Wednesday, July 8, 2015

Why is there the usual political partisanship? Thomas Sowell (Part 2)

Part 1 here.

On the constrained and unconstrained visions.

Thomas Sowell : "with visions it is different. These are the implicit assumptions with which you operate. You may not articulate them even to yourself, but you are assuming certain things when you talk or when you think. Seldom are those things spelled out."
Sowell's 'visions' are basically views about two things: human nature and social knowledge. 
To take human nature first: the constrained vision has a sober and unsentimental view about it. It holds that human nature is essentially fixed – people are as we find them, exhibiting a mixture of motives, some social and some anti-social. Thus, if it is to succeed, public policy has to run with the grain of human nature as we know it and to avoid assuming that it will change in such a way as to help policy to succeed. This means that, in order to improve society, we must focus on institutions and try to understand the incentives people have to behave in social or anti-social ways. 
The unconstrained vision, by contrast, is optimistic about improving human nature. It sees people as naturally social and perfectible. Public policy is therefore not a matter of incentives but of freeing people to realise their natural, and naturally good, selves and educating them to conform to a new order.
A quite concise summary helpfully provided by New Zealand?

Finally, Thomas Sowell provides useful real life historical examples. The American Revolution and the French Revolution.
Well in France the idea was that if you simply put the right people in charge and created the right institutions, then all these problems would go away. In the United States, it was assumed from the outset that there were very limited things you could do and what you needed to do above all was to minimize the damage done by the flaws of human nature. This is why the United States for example has the Constitution, so much lamented by some of those who believe in the French Revolution in which this group is offset by that group and nobody can sort of run wild.
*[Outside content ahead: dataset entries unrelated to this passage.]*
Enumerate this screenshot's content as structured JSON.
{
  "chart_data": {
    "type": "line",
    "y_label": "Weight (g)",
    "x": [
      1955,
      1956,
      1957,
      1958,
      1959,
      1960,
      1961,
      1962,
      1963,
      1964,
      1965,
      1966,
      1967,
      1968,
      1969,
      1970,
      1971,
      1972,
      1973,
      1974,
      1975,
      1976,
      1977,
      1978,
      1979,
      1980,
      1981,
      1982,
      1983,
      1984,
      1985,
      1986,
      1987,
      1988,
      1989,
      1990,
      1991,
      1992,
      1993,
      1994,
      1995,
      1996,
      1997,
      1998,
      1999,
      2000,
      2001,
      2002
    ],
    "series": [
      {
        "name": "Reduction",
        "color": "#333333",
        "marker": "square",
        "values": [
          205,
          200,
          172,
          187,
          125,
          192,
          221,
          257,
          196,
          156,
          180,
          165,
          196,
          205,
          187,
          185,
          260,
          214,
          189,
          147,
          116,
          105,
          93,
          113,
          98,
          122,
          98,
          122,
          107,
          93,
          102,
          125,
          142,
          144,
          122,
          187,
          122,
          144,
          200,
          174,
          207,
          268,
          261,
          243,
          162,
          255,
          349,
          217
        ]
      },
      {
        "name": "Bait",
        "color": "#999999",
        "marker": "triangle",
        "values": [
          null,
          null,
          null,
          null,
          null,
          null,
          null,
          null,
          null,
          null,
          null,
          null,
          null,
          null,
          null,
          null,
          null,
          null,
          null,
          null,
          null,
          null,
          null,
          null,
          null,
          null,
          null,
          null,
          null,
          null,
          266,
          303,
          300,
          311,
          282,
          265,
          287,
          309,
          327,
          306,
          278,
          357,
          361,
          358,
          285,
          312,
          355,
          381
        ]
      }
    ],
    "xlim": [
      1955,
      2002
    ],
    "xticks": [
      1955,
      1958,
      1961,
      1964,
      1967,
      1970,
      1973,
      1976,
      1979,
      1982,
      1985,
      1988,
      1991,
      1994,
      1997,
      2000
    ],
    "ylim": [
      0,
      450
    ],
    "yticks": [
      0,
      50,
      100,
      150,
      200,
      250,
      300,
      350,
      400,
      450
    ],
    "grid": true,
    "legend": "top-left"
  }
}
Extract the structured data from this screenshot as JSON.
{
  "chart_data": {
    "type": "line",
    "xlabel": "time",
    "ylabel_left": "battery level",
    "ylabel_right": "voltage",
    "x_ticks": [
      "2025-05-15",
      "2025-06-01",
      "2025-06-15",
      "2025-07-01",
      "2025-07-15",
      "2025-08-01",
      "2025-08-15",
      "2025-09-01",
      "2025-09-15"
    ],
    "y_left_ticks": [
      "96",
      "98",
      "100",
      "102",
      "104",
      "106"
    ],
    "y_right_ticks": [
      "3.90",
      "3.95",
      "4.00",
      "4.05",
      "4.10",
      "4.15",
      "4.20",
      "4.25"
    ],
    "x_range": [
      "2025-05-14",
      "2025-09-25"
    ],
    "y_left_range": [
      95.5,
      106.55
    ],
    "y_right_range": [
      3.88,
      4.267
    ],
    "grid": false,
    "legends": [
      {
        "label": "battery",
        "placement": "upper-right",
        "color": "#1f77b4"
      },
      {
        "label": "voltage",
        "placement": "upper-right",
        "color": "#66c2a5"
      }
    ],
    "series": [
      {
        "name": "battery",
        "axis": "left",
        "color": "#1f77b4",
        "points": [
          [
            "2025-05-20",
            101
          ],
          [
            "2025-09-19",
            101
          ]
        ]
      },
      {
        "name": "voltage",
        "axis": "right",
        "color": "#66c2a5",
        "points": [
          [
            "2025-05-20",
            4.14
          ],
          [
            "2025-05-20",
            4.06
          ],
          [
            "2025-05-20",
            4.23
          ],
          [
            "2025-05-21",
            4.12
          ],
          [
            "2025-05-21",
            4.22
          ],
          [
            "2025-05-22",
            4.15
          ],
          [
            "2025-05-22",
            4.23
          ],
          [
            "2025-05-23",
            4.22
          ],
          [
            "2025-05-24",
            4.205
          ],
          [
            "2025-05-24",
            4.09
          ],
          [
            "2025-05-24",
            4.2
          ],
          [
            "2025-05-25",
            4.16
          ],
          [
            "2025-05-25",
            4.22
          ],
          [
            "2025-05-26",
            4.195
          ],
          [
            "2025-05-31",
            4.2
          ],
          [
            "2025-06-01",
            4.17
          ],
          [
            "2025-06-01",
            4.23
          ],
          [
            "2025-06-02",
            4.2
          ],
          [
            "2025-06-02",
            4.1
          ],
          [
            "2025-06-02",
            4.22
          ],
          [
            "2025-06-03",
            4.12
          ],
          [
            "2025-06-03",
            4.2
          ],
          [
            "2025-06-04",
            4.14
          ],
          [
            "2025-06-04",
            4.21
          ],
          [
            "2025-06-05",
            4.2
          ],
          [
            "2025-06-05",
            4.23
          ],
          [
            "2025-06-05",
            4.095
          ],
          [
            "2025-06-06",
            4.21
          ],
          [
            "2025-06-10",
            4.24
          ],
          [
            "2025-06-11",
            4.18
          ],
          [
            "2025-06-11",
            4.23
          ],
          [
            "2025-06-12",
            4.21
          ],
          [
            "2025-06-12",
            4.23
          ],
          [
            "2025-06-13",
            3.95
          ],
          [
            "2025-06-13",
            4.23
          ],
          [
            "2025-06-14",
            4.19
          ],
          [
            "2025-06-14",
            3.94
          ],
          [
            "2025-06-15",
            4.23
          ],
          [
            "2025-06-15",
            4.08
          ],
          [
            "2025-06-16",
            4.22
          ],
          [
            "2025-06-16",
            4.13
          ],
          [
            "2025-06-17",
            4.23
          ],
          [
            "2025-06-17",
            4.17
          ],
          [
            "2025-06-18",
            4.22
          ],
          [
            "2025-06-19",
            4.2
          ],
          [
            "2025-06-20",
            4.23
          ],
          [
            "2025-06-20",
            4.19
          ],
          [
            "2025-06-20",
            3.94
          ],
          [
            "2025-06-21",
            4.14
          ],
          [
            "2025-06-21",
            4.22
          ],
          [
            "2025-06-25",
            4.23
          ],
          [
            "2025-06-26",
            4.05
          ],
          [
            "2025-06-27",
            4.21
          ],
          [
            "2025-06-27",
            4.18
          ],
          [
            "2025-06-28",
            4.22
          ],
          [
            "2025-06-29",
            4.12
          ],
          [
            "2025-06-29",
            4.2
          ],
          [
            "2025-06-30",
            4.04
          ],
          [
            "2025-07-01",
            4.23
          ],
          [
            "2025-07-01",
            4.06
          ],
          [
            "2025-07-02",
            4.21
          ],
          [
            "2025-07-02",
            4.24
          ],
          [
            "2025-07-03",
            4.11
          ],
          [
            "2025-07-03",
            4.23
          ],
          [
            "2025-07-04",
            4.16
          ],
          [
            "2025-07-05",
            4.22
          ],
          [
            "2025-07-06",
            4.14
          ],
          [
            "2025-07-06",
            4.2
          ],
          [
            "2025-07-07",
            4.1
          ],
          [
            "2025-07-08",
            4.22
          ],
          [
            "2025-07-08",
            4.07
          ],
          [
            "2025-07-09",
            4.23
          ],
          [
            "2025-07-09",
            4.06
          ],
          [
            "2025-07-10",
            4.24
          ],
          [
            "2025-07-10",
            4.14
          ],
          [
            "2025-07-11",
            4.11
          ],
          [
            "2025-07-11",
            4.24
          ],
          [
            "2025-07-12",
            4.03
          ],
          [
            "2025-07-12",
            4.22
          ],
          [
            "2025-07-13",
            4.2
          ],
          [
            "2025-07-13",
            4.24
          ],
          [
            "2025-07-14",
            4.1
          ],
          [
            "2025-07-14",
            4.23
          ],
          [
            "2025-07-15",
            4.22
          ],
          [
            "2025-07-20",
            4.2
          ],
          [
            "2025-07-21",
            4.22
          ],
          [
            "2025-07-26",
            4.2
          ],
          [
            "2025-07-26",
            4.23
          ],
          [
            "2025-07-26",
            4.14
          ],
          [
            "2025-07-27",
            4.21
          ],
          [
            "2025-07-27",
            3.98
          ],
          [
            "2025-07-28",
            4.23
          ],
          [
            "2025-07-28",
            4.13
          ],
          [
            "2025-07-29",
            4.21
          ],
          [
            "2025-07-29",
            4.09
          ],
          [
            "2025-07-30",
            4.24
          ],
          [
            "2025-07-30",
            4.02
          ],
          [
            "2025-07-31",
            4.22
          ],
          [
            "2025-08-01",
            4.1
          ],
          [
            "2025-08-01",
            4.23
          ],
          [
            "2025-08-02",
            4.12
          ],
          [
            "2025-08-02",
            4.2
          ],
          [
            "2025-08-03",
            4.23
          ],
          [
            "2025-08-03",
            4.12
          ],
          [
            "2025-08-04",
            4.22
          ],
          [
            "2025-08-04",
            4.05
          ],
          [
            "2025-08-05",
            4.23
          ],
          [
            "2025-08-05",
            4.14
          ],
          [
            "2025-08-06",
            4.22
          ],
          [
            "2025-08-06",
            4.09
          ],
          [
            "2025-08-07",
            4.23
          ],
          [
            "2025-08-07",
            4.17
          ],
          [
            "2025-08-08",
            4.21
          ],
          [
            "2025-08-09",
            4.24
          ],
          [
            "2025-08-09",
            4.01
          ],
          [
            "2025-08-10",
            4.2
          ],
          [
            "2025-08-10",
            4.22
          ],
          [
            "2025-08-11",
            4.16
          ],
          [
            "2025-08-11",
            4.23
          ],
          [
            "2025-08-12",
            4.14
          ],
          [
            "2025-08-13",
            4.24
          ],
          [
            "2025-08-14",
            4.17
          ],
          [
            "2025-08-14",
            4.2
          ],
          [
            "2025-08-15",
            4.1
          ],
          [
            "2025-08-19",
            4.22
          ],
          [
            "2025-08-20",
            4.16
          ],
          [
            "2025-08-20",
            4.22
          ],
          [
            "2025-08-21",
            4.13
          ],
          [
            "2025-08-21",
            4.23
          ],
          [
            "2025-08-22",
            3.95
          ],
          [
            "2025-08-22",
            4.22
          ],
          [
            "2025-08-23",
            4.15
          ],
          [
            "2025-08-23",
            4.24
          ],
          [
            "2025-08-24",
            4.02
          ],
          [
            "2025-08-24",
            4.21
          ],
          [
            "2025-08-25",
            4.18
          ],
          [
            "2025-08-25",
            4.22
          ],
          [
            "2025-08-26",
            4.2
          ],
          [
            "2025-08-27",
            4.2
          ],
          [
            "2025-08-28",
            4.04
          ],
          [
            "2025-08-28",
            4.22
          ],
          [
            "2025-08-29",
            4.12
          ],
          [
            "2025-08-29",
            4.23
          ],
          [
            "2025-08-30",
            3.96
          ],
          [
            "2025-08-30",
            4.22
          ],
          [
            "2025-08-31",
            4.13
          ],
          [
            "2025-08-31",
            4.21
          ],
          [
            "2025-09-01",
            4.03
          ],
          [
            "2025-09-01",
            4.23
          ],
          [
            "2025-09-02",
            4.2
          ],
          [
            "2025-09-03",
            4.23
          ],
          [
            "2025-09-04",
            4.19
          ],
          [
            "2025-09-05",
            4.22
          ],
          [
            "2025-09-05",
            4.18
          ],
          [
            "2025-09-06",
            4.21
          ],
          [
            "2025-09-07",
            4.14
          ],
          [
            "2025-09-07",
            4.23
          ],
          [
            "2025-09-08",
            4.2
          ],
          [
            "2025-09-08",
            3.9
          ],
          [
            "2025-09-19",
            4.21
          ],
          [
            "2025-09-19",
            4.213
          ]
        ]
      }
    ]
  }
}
If you believe that what you need is to have the right leaders who love the people and so on, a Messiah as it were, then your problems are solved. But if you do not believe there is any political Messiah, and you believe that you have to make sure that all people are restrained in what they are able to do, then you have the separation of power, you have elections, you have Constitutions, you have all kinds of things hemming you in. According to Houssay who was a great supporter of the French Revolution, could not understand why there was this separation of powers. Not even when at the end of his life, he was arbitrarily thrown into prison where he continued to write about why the Americans have this separation of power. And of course if there is going to be a separation of power he would not be rotting in prison. 
In other words, in the constrained vision, human nature = good. In the unconstrained vision, human nature = bad.